Until that night in Nîmes, he hadn’t seen her for ten years, not since the night their parents had discovered their secret betrothal. He’d been eighteen and she sixteen, both green enough to think that love could overcome anything, even their warring religions. But her parents had quickly betrothed her to a young Huguenot watchmaker, David Potier, and Charles had taken his shattered heart into the army. Now he was a Jesuit, and she was a mother and a widow, David having died last Christmas. Their paths had long diverged, their love had found other and better homes.

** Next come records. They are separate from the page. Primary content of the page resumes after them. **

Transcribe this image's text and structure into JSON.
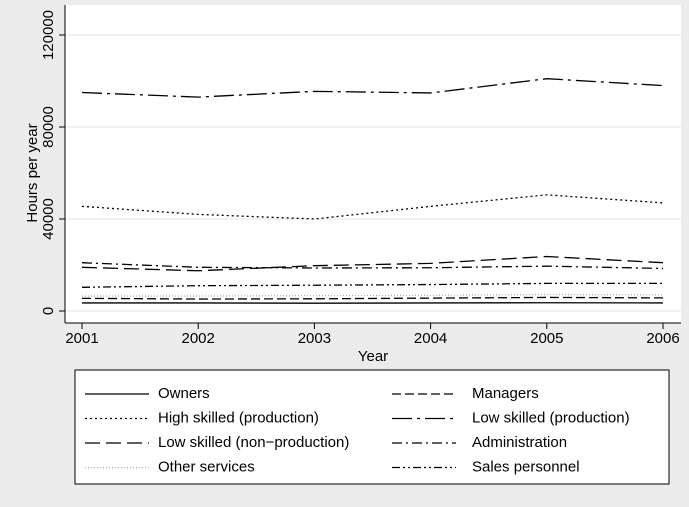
{
  "chart_data": {
    "type": "line",
    "x_label": "Year",
    "y_label": "Hours per year",
    "x": [
      2001,
      2002,
      2003,
      2004,
      2005,
      2006
    ],
    "xlim": [
      2001,
      2006
    ],
    "xticks": [
      2001,
      2002,
      2003,
      2004,
      2005,
      2006
    ],
    "ylim": [
      0,
      120000
    ],
    "yticks": [
      0,
      40000,
      80000,
      120000
    ],
    "grid": true,
    "legend": "bottom",
    "series": [
      {
        "name": "Owners",
        "color": "#000000",
        "dash": "none",
        "values": [
          3500,
          3500,
          3400,
          3500,
          3600,
          3500
        ]
      },
      {
        "name": "Managers",
        "color": "#000000",
        "dash": "9,4",
        "values": [
          5500,
          5200,
          5300,
          5600,
          5900,
          5700
        ]
      },
      {
        "name": "High skilled (production)",
        "color": "#000000",
        "dash": "2,3",
        "values": [
          45500,
          42000,
          40000,
          45500,
          50500,
          47000
        ]
      },
      {
        "name": "Low skilled (production)",
        "color": "#000000",
        "dash": "20,5,3,5",
        "values": [
          95000,
          93000,
          95500,
          94800,
          101000,
          98000
        ]
      },
      {
        "name": "Low skilled (non−production)",
        "color": "#000000",
        "dash": "15,6",
        "values": [
          19000,
          17500,
          19700,
          20700,
          23700,
          21000
        ]
      },
      {
        "name": "Administration",
        "color": "#000000",
        "dash": "10,4,2,4",
        "values": [
          21000,
          19000,
          18700,
          18800,
          19500,
          18500
        ]
      },
      {
        "name": "Other services",
        "color": "#b0b0b0",
        "dash": "1,2",
        "values": [
          6500,
          6500,
          6700,
          6800,
          7200,
          7000
        ]
      },
      {
        "name": "Sales personnel",
        "color": "#000000",
        "dash": "8,3,2,3,2,3",
        "values": [
          10300,
          11000,
          11200,
          11500,
          12000,
          12000
        ]
      }
    ]
  }
}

I didn’t do it because I still love her, You know that, Charles said silently, opening his eyes and looking up into the twisted branches above his head. He said it as though Love Himself were there on the rock beside him. Charles made little difference between this kind of inner talk and prayer, letting one become the other, the way speaking could fountain into singing and settle again to ordinary talk. I mean, he amended conscientiously, I do love her, but not in the old way. Love said nothing, though it seemed to Charles that the quiet took on a certain ambiguous quality. I am not condoning heresy, he added firmly. I know the danger of mistaking single truths, or angers, or plain craziness for You. But I will never believe that You want cruelty. The river music seemed to grow louder in the stillness. And if I’m not supposed to judge what’s being done to the Huguenots, Charles said, reaching his customary closing argument in the one-sided debate, why did You give me a conscience? Love continued to say nothing, as was also customary. But it was a vast, still nothing, and it calmed Charles’s arguing into sleep.

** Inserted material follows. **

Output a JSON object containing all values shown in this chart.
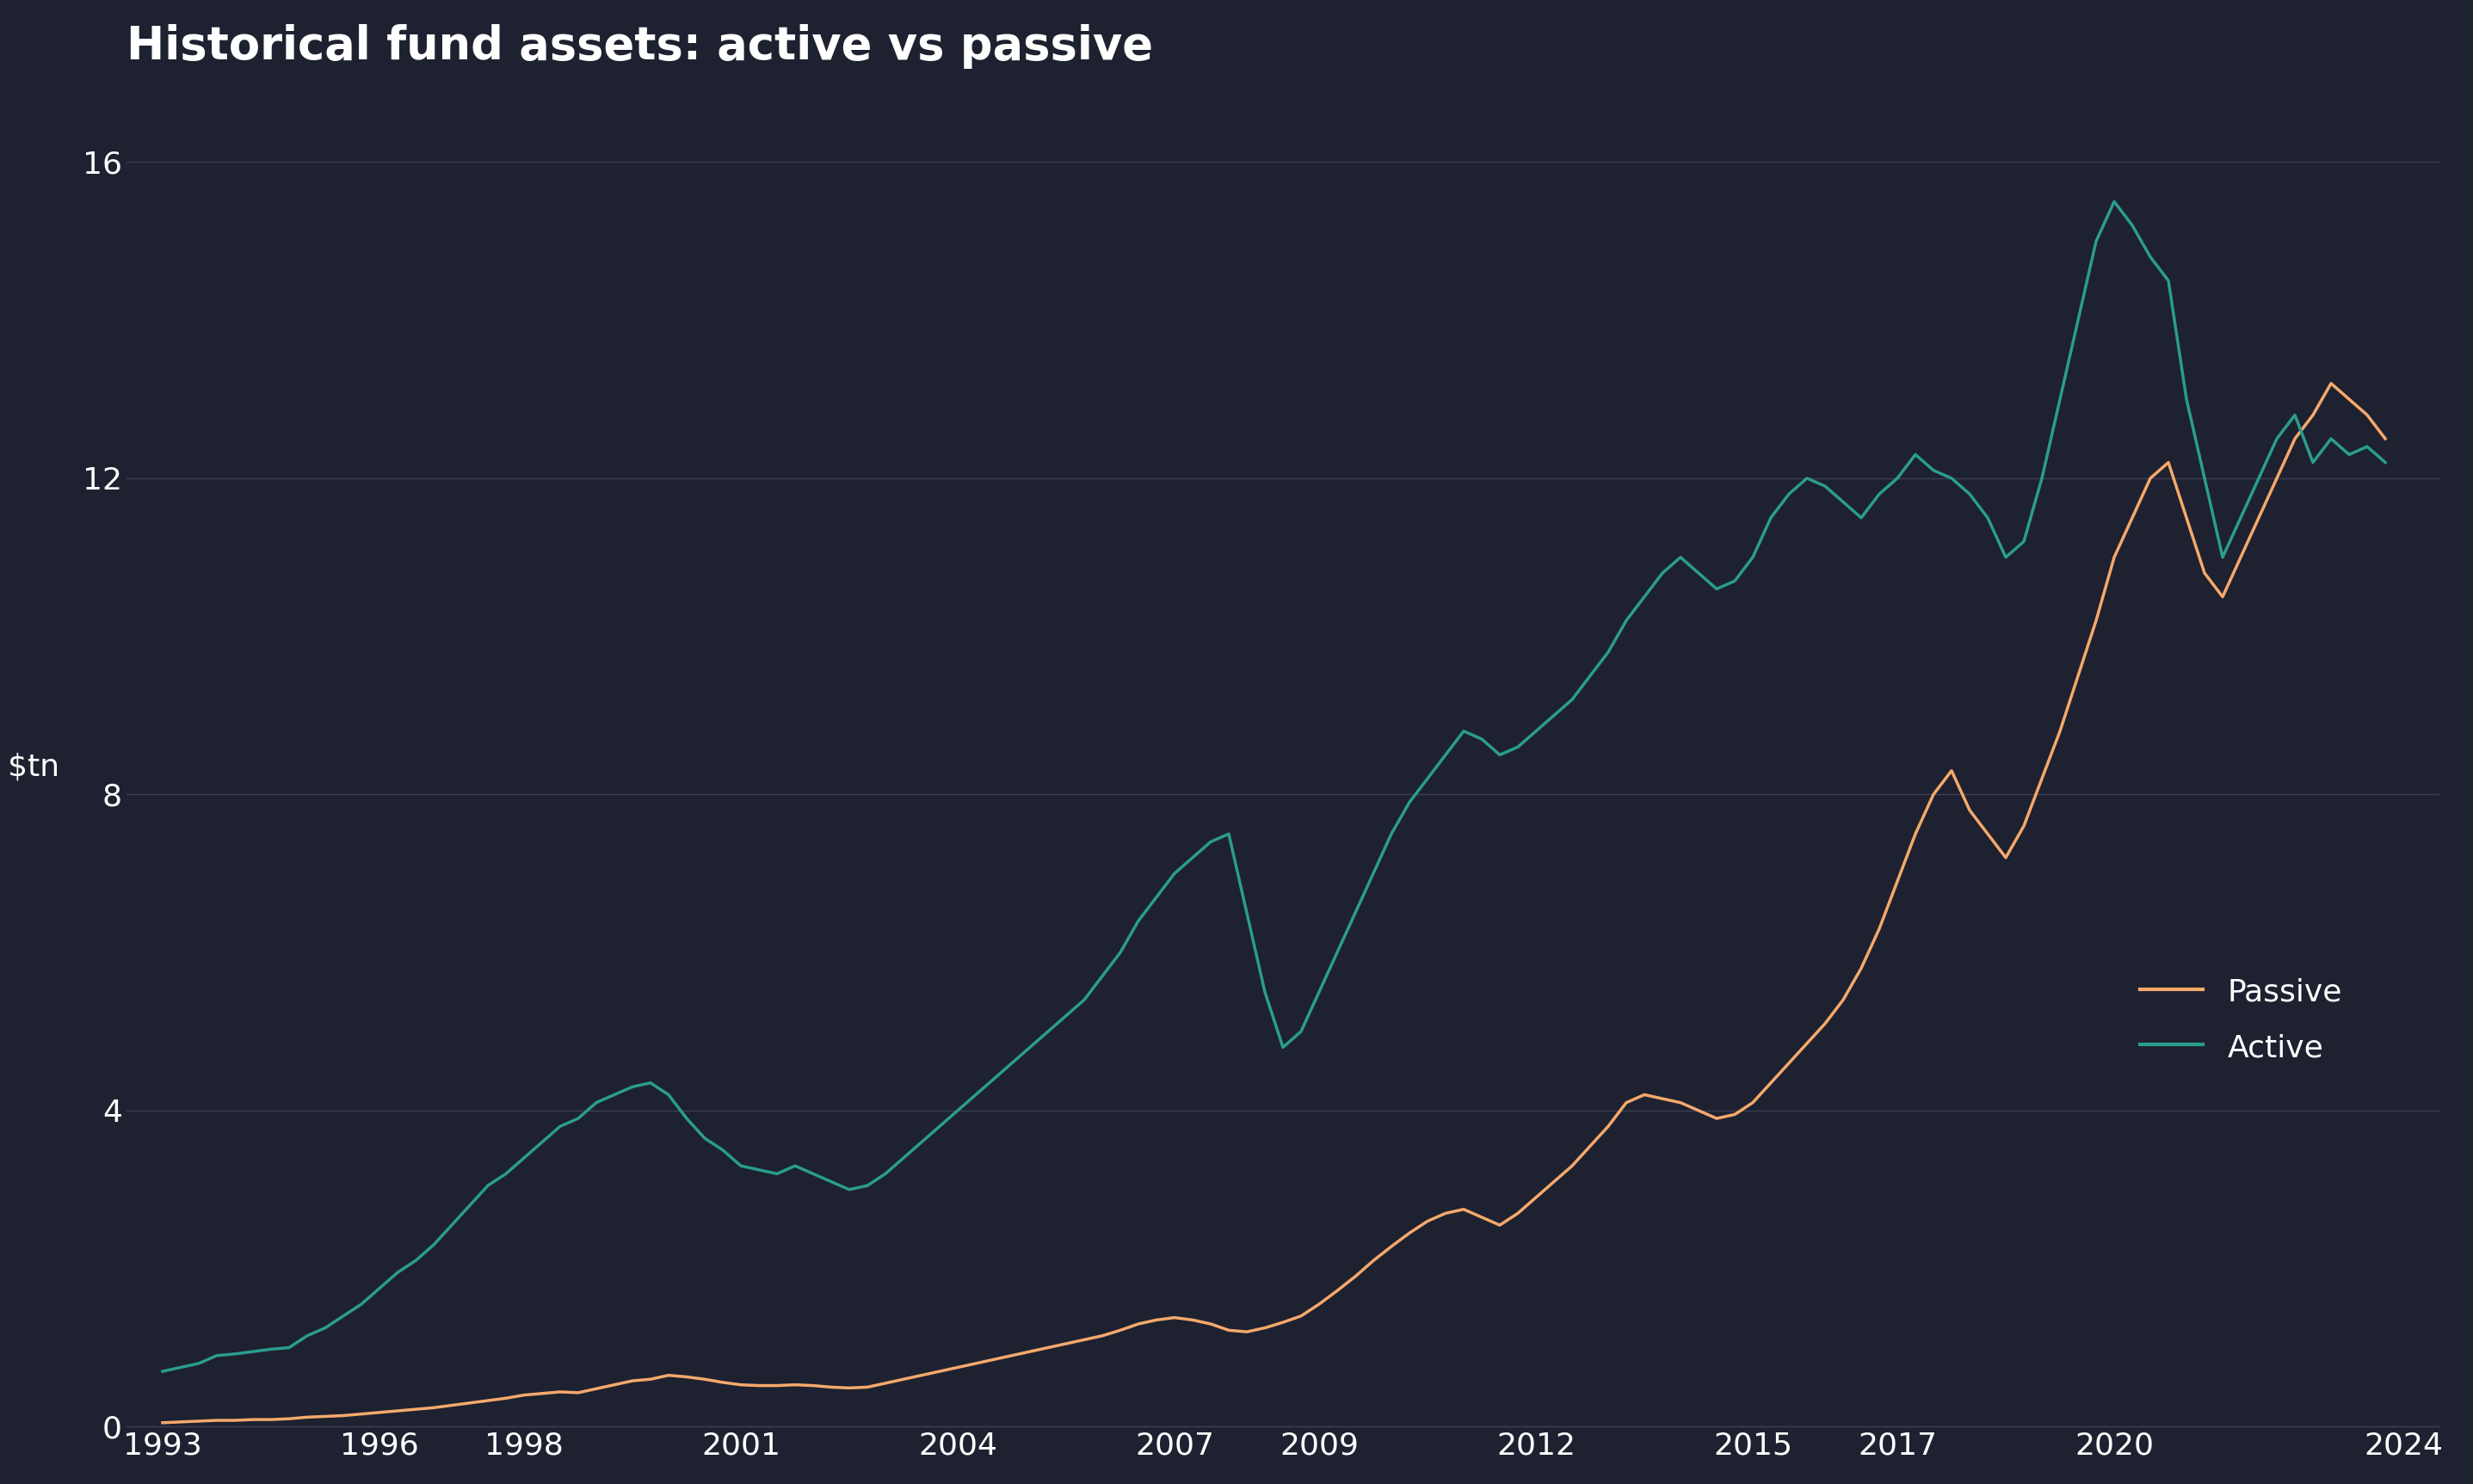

He woke, instantly alert, the way he’d learned to wake in the army, sat up, and started pulling on his stockings and boots, listening intently again to the countryside. Nothing seemed to have changed, except that a pair of ducks, a bright feathered male and his softly brown mate, floated past, riding the river. Sitting with a boot in his hand, Charles watched them disappear around a bend. An old Provençal poem sang through his mind.

Joyous in love, I make my aim forever deeper in Joy to be.

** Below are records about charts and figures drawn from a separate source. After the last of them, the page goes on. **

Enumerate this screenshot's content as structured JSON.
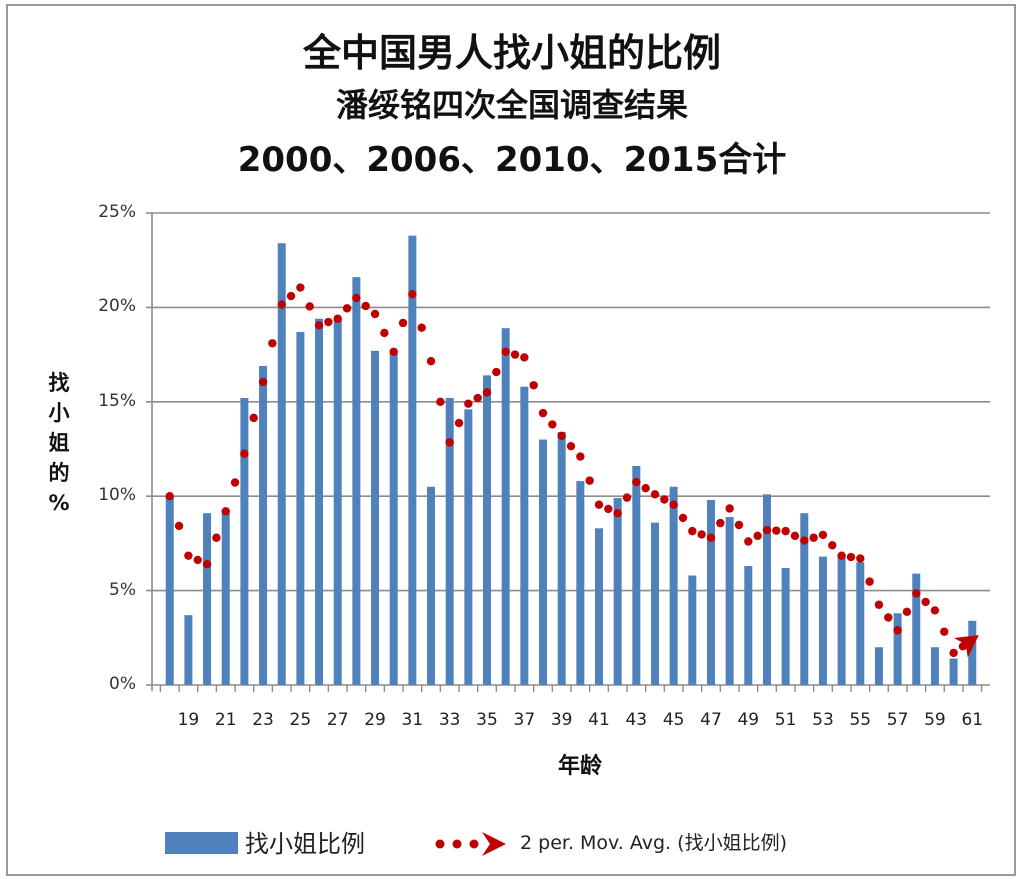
{
  "chart_data": {
    "type": "bar",
    "title": "全中国男人找小姐的比例",
    "subtitle": "潘绥铭四次全国调查结果",
    "subtitle2": "2000、2006、2010、2015合计",
    "xlabel": "年龄",
    "ylabel": "找小姐的%",
    "ylim": [
      0,
      25
    ],
    "yticks": [
      "0%",
      "5%",
      "10%",
      "15%",
      "20%",
      "25%"
    ],
    "xtick_labels": [
      "19",
      "21",
      "23",
      "25",
      "27",
      "29",
      "31",
      "33",
      "35",
      "37",
      "39",
      "41",
      "43",
      "45",
      "47",
      "49",
      "51",
      "53",
      "55",
      "57",
      "59",
      "61"
    ],
    "grid": true,
    "legend_position": "bottom",
    "categories": [
      18,
      19,
      20,
      21,
      22,
      23,
      24,
      25,
      26,
      27,
      28,
      29,
      30,
      31,
      32,
      33,
      34,
      35,
      36,
      37,
      38,
      39,
      40,
      41,
      42,
      43,
      44,
      45,
      46,
      47,
      48,
      49,
      50,
      51,
      52,
      53,
      54,
      55,
      56,
      57,
      58,
      59,
      60,
      61
    ],
    "series": [
      {
        "name": "找小姐比例",
        "type": "bar",
        "color": "#4f81bd",
        "values": [
          10.0,
          3.7,
          9.1,
          9.3,
          15.2,
          16.9,
          23.4,
          18.7,
          19.4,
          19.4,
          21.6,
          17.7,
          17.6,
          23.8,
          10.5,
          15.2,
          14.6,
          16.4,
          18.9,
          15.8,
          13.0,
          13.4,
          10.8,
          8.3,
          9.9,
          11.6,
          8.6,
          10.5,
          5.8,
          9.8,
          8.9,
          6.3,
          10.1,
          6.2,
          9.1,
          6.8,
          6.9,
          6.5,
          2.0,
          3.8,
          5.9,
          2.0,
          1.4,
          3.4
        ]
      },
      {
        "name": "2 per. Mov. Avg. (找小姐比例)",
        "type": "line",
        "style": "dotted-with-arrow",
        "color": "#c00000",
        "values": [
          null,
          6.85,
          6.4,
          9.2,
          12.25,
          16.05,
          20.15,
          21.05,
          19.05,
          19.4,
          20.5,
          19.65,
          17.65,
          20.7,
          17.15,
          12.85,
          14.9,
          15.5,
          17.65,
          17.35,
          14.4,
          13.2,
          12.1,
          9.55,
          9.1,
          10.75,
          10.1,
          9.55,
          8.15,
          7.8,
          9.35,
          7.6,
          8.2,
          8.15,
          7.65,
          7.95,
          6.85,
          6.7,
          4.25,
          2.9,
          4.85,
          3.95,
          1.7,
          2.4
        ]
      }
    ]
  },
  "legend": {
    "bar_label": "找小姐比例",
    "line_label": "2 per. Mov. Avg. (找小姐比例)"
  }
}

The perfect Joy’s the goal for me: So the most perfect lady I claim . . .

He pulled on the boot, wondering if Pernelle remembered the poem and the music he’d made and set it to, for singing to her. He hoped Geneva would prove a true home for her, prayed that she and her child, Lucie, and her young sister-in-law, Julie, were safely there, at their journey’s end. He still shuddered when he thought of their miraculous flight through silent, sleeping Nîmes. In the army, he’d earned a reputation as a scout and spy, and that night he’d been grateful for it. Once they were away from Nîmes, the women had passed unquestioned in the nuns’ habits his sister had hidden in the basket she’d given him, and they’d explained Lucie as a child in their charge, now going to live with an aunt in Orange. In Carpentras, again wearing their own clothes, Pernelle and Julie had passed as a Catholic widow and her maid at the convent guesthouse near the Jesuit college where Charles lodged them. And there the Virgin made them another miracle. A wealthy elderly widow at the guesthouse, on her way home to her lands near the Swiss border after a leisurely pilgrimage to shrines of Our Lady, fell in love with little Lucie and invited Pernelle to travel in her entourage. Giddy with relief and trying to ignore the pain in his heart, Charles had watched the lumbering coach and its six armed outriders dwindle and disappear into the distance. He would never see Pernelle again. Which, of course, was as it should be.